Bund, Länder und die Kommunalen
 Spitzenverbände wollen sich zügig über
 eine Neuordnung der Gemeindefinanzen
 verständigen. Dazu wurde eine
 Gemeindefinanzkommission eingerichtet,
 die bis zum Herbst ein tragfähiges
Ergebnis vorlegen soll.

Hierzu erklären die Vorsitzenden der CDU-Ratsfraktionen der großen Städte (über 200.000 Einwohner) aus dem Ruhrgebiet: „Der erste Schritt ist getan, das Problem ist in Düsseldorf und Berlin erkannt. Das Thema „Kommunalfinanzen“ steht auf der Tagesord-nung und wird gemeinsam angepackt. Wir brauchen ein Sofortprogramm, um die Mehrbelastungen durch die Kosten der Unterkunft im Rahmen der Hartz IV-Gesetzgebung, der Grundsicherung und der Eingliederungshilfe schultern zu können. Das Konnexitätsprinzip muss dabei strikte Anwendung finden.
Es ist erforderlich, dass strukturschwache Städte, wie die Ruhrgebietsstädte, von den Zahlungen in den Fonds Deutsche Einheit ausgenommen werden, weil ihre objektiven Vergleichszahlen nicht besser als in vielen ostdeutschen Städten sind. Zudem werden die Beiträge in den Ruhrgebietsstädten inzwischen fast ausnahmslos über Kassenkredite finanziert.

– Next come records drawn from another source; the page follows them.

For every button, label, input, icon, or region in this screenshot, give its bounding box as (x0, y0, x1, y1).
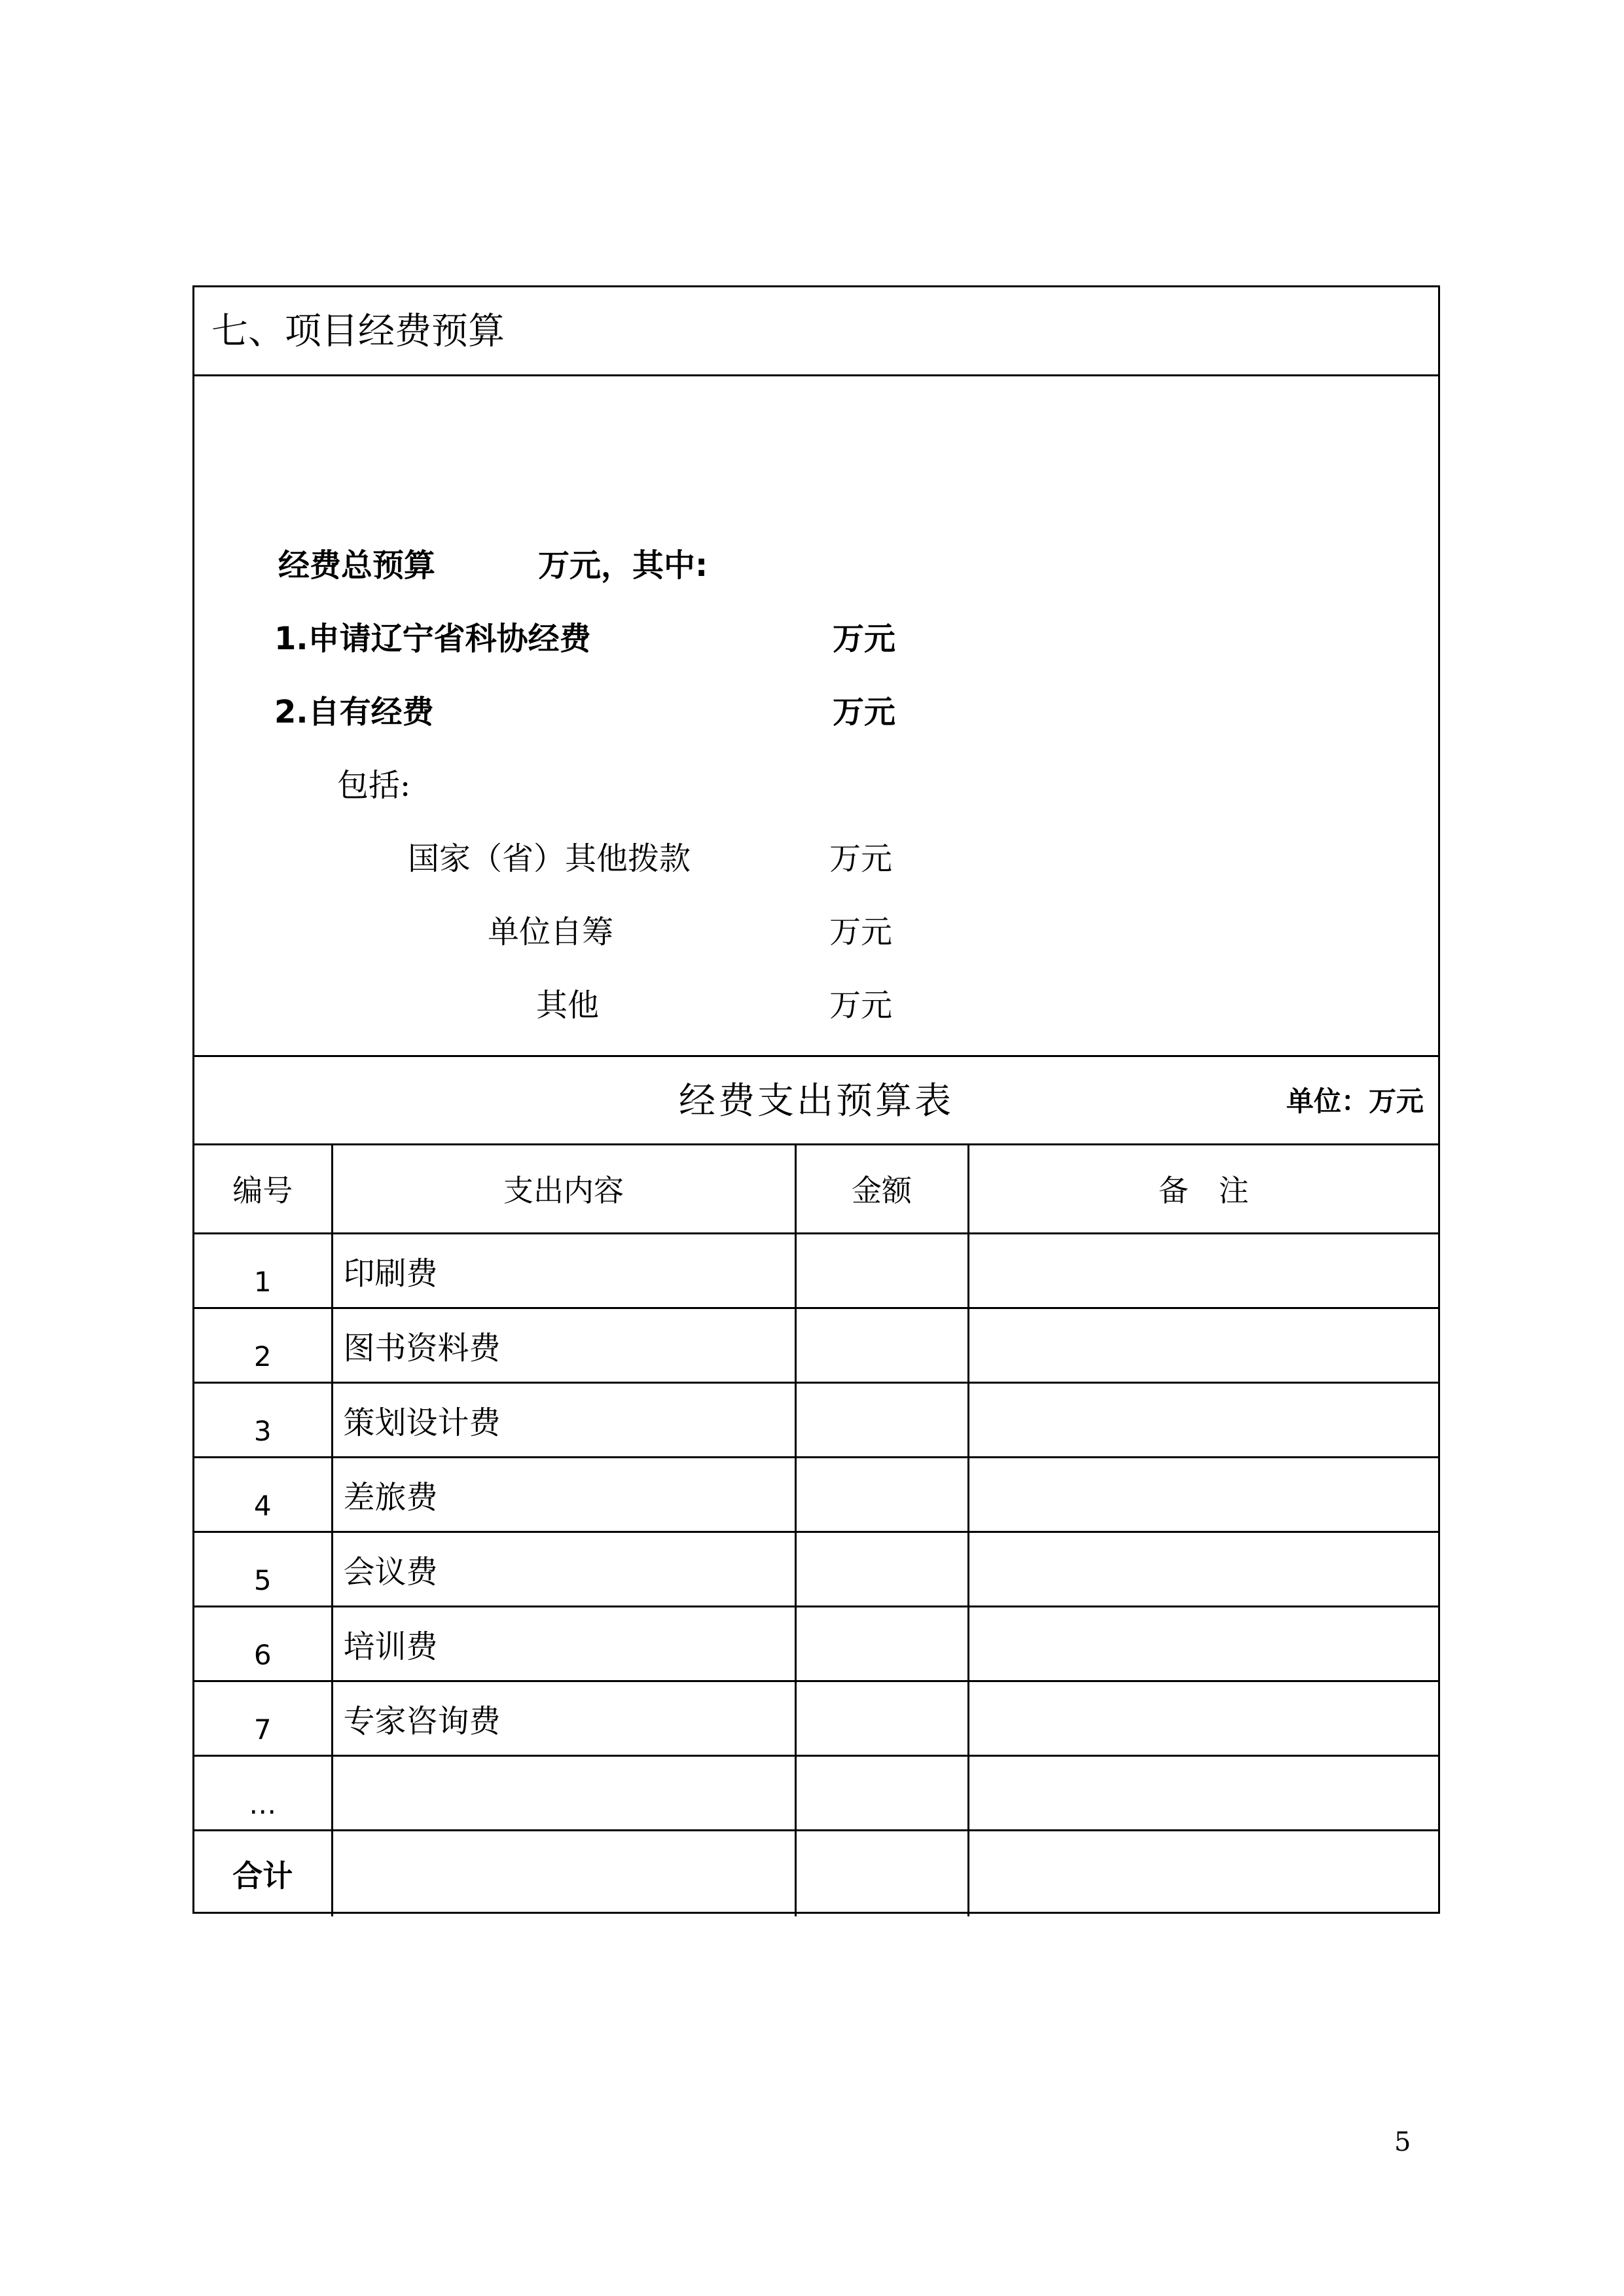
own-funding-unit: 万元 (833, 694, 896, 730)
row-remarks-cell[interactable] (968, 1532, 1438, 1606)
row-amount-cell[interactable] (795, 1308, 968, 1382)
table-row (194, 1457, 1438, 1532)
section-title: 七、项目经费预算 (194, 287, 1438, 376)
table-row (194, 1532, 1438, 1606)
table-row (194, 1606, 1438, 1681)
other-funding-label: 其他 (536, 987, 600, 1024)
row-remarks-cell[interactable] (968, 1233, 1438, 1308)
total-budget-label: 经费总预算 (278, 547, 436, 584)
row-remarks-cell[interactable] (968, 1382, 1438, 1457)
row-number: 6 (194, 1606, 332, 1681)
row-amount-cell[interactable] (795, 1606, 968, 1681)
page-number: 5 (1394, 2127, 1411, 2157)
state-allocation-unit: 万元 (829, 840, 893, 877)
header-content: 支出内容 (332, 1145, 795, 1233)
self-raised-unit: 万元 (829, 914, 893, 950)
row-remarks-cell[interactable] (968, 1606, 1438, 1681)
row-content: 专家咨询费 (332, 1681, 795, 1755)
budget-summary (194, 376, 1438, 1057)
state-allocation-label: 国家（省）其他拨款 (408, 840, 691, 877)
total-amount-cell[interactable] (795, 1830, 968, 1916)
row-number: 7 (194, 1681, 332, 1755)
table-row (194, 1308, 1438, 1382)
row-content: 印刷费 (332, 1233, 795, 1308)
table-row (194, 1382, 1438, 1457)
total-row (194, 1830, 1438, 1916)
table-row (194, 1681, 1438, 1755)
total-content-cell[interactable] (332, 1830, 795, 1916)
row-number: … (194, 1755, 332, 1830)
row-number: 5 (194, 1532, 332, 1606)
unit-label: 单位：万元 (1286, 1085, 1424, 1117)
provincial-funding-unit: 万元 (833, 620, 896, 657)
table-row (194, 1233, 1438, 1308)
expense-table-caption-row (194, 1057, 1438, 1145)
row-content[interactable] (332, 1755, 795, 1830)
row-number: 4 (194, 1457, 332, 1532)
row-remarks-cell[interactable] (968, 1681, 1438, 1755)
row-content: 培训费 (332, 1606, 795, 1681)
includes-label: 包括: (337, 767, 411, 804)
total-budget-unit: 万元，其中: (538, 547, 708, 584)
row-amount-cell[interactable] (795, 1681, 968, 1755)
row-amount-cell[interactable] (795, 1755, 968, 1830)
row-number: 1 (194, 1233, 332, 1308)
header-number: 编号 (194, 1145, 332, 1233)
provincial-funding-label: 1.申请辽宁省科协经费 (274, 620, 591, 657)
expense-table (194, 1145, 1438, 1916)
row-remarks-cell[interactable] (968, 1308, 1438, 1382)
row-amount-cell[interactable] (795, 1532, 968, 1606)
header-amount: 金额 (795, 1145, 968, 1233)
expense-table-caption: 经费支出预算表 (679, 1080, 954, 1122)
own-funding-label: 2.自有经费 (274, 694, 434, 730)
other-funding-unit: 万元 (829, 987, 893, 1024)
row-amount-cell[interactable] (795, 1457, 968, 1532)
row-content: 策划设计费 (332, 1382, 795, 1457)
row-number: 2 (194, 1308, 332, 1382)
row-content: 图书资料费 (332, 1308, 795, 1382)
row-amount-cell[interactable] (795, 1382, 968, 1457)
row-remarks-cell[interactable] (968, 1457, 1438, 1532)
row-amount-cell[interactable] (795, 1233, 968, 1308)
self-raised-label: 单位自筹 (488, 914, 614, 950)
row-remarks-cell[interactable] (968, 1755, 1438, 1830)
total-label: 合计 (194, 1830, 332, 1916)
header-remarks: 备 注 (968, 1145, 1438, 1233)
row-content: 差旅费 (332, 1457, 795, 1532)
table-row (194, 1755, 1438, 1830)
budget-form-frame (192, 285, 1440, 1914)
table-header-row (194, 1145, 1438, 1233)
row-number: 3 (194, 1382, 332, 1457)
total-remarks-cell[interactable] (968, 1830, 1438, 1916)
row-content: 会议费 (332, 1532, 795, 1606)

Weiter benötigen die Kommunen endlich eine verlässlichere Einnahmequelle. Das eigene Hebesatzrecht der Kommunen muss erhalten bleiben, ist aber zur Gesamtfinanzierung der Städte und Gemeinden nicht ausreichend.“
Aus eigener Kraft können sich die Kommunen aus der mittlerweile unüberschaubaren Finanzsituation der Ruhrgebietsstädte nicht mehr befreien. Aus diesem Grund muss die Kommunale Familie auf die übergeordneten Ebenen zurückgreifen.
Mit den Kommunalfinanzen wird sich die CDU auch auf dem nächsten Landesparteitag intensiv befassen.
Die sechs CDU-Fraktionen betonen, dass starke leistungsfähige Städte zum subsidiären Aufbau der Bundesrepublik Deutschland dazugehören. Wenn Kommunen politisch hand-lungsunfähig werden, beschädigt das letztendlich die Demokratie in Deutschland.
Am Freitag, 12. März 2010, werden die Vorsitzenden und die Geschäftsführer der CDU-Fraktionen der großen Städte in Berlin zu einem Gespräch mit der CDU-Bundesvorsitzenden Bundeskanzlerin Angela Merkel zusammenkommen.